In the realm of earth sciences, climate and weather are important factors to shaping our environment. In tandem, they give us white-fluffy snowstorms, thunder and lightning, warm summers, and chilly falls. They sustain the conditions for live to thrive, and are the forces of dynamic energy that have shaped our planet since the beginning.

The two also play an integral role in the science around global warming and its impact on shifting weather patterns.

But weather and climate are distinct features of earth’s atmosphere, despite the terms occasionally being used interchangeably.

So, what is the difference between climate and weather? One way to describe it would be "Climate is what you expect, weather is what you get".

desert dunes

What is Climate

Climate is described as a predicted long-termweather pattern within a region. Climate is why the Caribbean is known as a sun-soaked beach paradise, and Antarctica a bone-chilling expanse of ice.

While weather may change within an hour, the climate shifts over the course of decades and centuries. Unlike a meteorologist who makes a weather forecast based on data gathered that same day, climatologists collect data for periods of 30 years or more to determine future weather patterns.

rainy weather

What is Weather

Weather is what you check every morning before heading out the door. It dictates if you need rain boots or flip-flops, shorts or a beanie. It is the short-term(minutes-to-months) state of the atmosphere in a specific location at a specific time. The weather is right outside your window.

Weather is often conceived of in terms of measurements like temperature, precipitation, humidity, and air pressure.

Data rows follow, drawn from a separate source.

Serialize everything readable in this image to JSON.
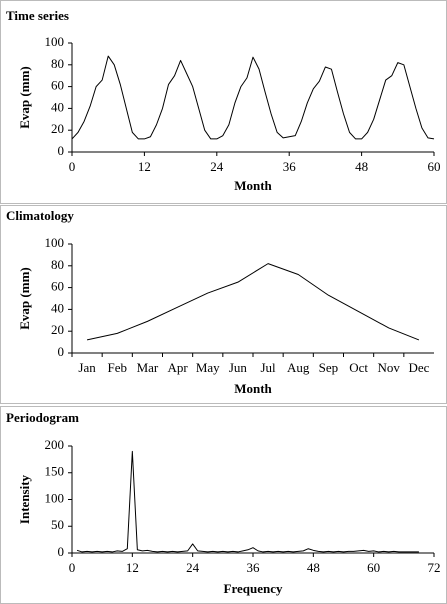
{
  "chart_data": [
    {
      "type": "line",
      "title": "Time series",
      "xlabel": "Month",
      "ylabel": "Evap (mm)",
      "color": "#000000",
      "x": [
        0,
        1,
        2,
        3,
        4,
        5,
        6,
        7,
        8,
        9,
        10,
        11,
        12,
        13,
        14,
        15,
        16,
        17,
        18,
        19,
        20,
        21,
        22,
        23,
        24,
        25,
        26,
        27,
        28,
        29,
        30,
        31,
        32,
        33,
        34,
        35,
        36,
        37,
        38,
        39,
        40,
        41,
        42,
        43,
        44,
        45,
        46,
        47,
        48,
        49,
        50,
        51,
        52,
        53,
        54,
        55,
        56,
        57,
        58,
        59,
        60
      ],
      "values": [
        12,
        18,
        28,
        42,
        60,
        66,
        88,
        80,
        62,
        40,
        18,
        12,
        12,
        14,
        25,
        40,
        62,
        70,
        84,
        72,
        60,
        40,
        20,
        12,
        12,
        15,
        25,
        45,
        60,
        68,
        87,
        76,
        55,
        35,
        18,
        13,
        14,
        15,
        28,
        45,
        58,
        65,
        78,
        76,
        55,
        35,
        18,
        12,
        12,
        18,
        30,
        48,
        66,
        70,
        82,
        80,
        60,
        40,
        22,
        13,
        12
      ],
      "xlim": [
        0,
        60
      ],
      "xticks": [
        0,
        12,
        24,
        36,
        48,
        60
      ],
      "ylim": [
        0,
        100
      ],
      "yticks": [
        0,
        20,
        40,
        60,
        80,
        100
      ]
    },
    {
      "type": "line",
      "title": "Climatology",
      "xlabel": "Month",
      "ylabel": "Evap (mm)",
      "color": "#000000",
      "categories": [
        "Jan",
        "Feb",
        "Mar",
        "Apr",
        "May",
        "Jun",
        "Jul",
        "Aug",
        "Sep",
        "Oct",
        "Nov",
        "Dec"
      ],
      "values": [
        12,
        18,
        29,
        42,
        55,
        65,
        82,
        72,
        53,
        38,
        23,
        12
      ],
      "ylim": [
        0,
        100
      ],
      "yticks": [
        0,
        20,
        40,
        60,
        80,
        100
      ]
    },
    {
      "type": "line",
      "title": "Periodogram",
      "xlabel": "Frequency",
      "ylabel": "Intensity",
      "color": "#000000",
      "x": [
        1,
        2,
        3,
        4,
        5,
        6,
        7,
        8,
        9,
        10,
        11,
        12,
        13,
        14,
        15,
        16,
        17,
        18,
        19,
        20,
        21,
        22,
        23,
        24,
        25,
        26,
        27,
        28,
        29,
        30,
        31,
        32,
        33,
        34,
        35,
        36,
        37,
        38,
        39,
        40,
        41,
        42,
        43,
        44,
        45,
        46,
        47,
        48,
        49,
        50,
        51,
        52,
        53,
        54,
        55,
        56,
        57,
        58,
        59,
        60,
        61,
        62,
        63,
        64,
        65,
        66,
        67,
        68,
        69
      ],
      "values": [
        5,
        2,
        3,
        2,
        3,
        2,
        3,
        2,
        4,
        3,
        8,
        190,
        6,
        4,
        5,
        3,
        2,
        3,
        2,
        3,
        2,
        3,
        4,
        17,
        4,
        3,
        2,
        3,
        2,
        3,
        2,
        3,
        2,
        4,
        6,
        10,
        4,
        2,
        3,
        2,
        3,
        2,
        3,
        2,
        3,
        4,
        8,
        5,
        3,
        2,
        3,
        2,
        3,
        2,
        3,
        3,
        4,
        5,
        3,
        4,
        2,
        3,
        2,
        3,
        2,
        2,
        2,
        2,
        2
      ],
      "xlim": [
        0,
        72
      ],
      "xticks": [
        0,
        12,
        24,
        36,
        48,
        60,
        72
      ],
      "ylim": [
        0,
        200
      ],
      "yticks": [
        0,
        50,
        100,
        150,
        200
      ]
    }
  ]
}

It is highly localized and can vary widely over short geographic distances.

How Climate and Weather Are Changing

Climate and weather are always changing, and, currently, changing in the direction of global warming.

How do we know the planet is warming? According to the National Aeronautics and Space Administration (NASA), the 10 warmest years on record have occurred since 1997. And the National Atmospheric and Oceanographic Administration (NOAA) reports that recent decades have been the warmest since at least around 1000 AD. Those are exactly the kind of patterns that climate scientists study. And as the climate changes, weather changes too, and not always in the ways you'd expect.

Extreme weather events have been increasing both in frequency and intensity in the past few decades, as revealed in the latest IPPC Report on Climate Change.

According to the World Resources Institute, in 2018 we witnessed the second highest number of category 5 cyclones in history; a record 1.6 million acres of California forest lost to wildfires; record levels of flooding in Japan, heat waves in New England during winter, ice storms in sunny Florida, as well as two of the most destructive hurricanes in U.S. history. And let's not forget the polar vortex! It was due to diminishing polar ice that some parts of North America, Europe, and Russia experienced extreme cold in 2017. It turns out that with less polar ice, cold blasts don't stay in their typical patterns, they start to travel below the Arctic. Who knew!? Well... climate scientists did!

And that's just the tip of the metaphorical iceberg when it comes to unusual weather, something we should brace ourselves for, because it's not going to stop anytime soon.


It can definitely sound theoretical if you haven't been affected much yet, but it matters because the changing climate hints at what you're likely to see more of in the future, so you can be prepared for the unpredictable. Winters could get warmer, summers drier, floods might be more regular.

We need to be informed, adapt, and play a role in the ways that we know humanity can actually address this situation. Atmospheric carbon, methane, and other pollutants have contributed to global warming, and we can definitely do something about that!

By advocating for a transition to renewable energy, contributing to environmental restoration, reducing your carbon footprint, and of course, supporting reforestation to absorb more of these greenhouse gasses, we can make a real impact. Not just for humanity, but for all the life forms we share the planet with.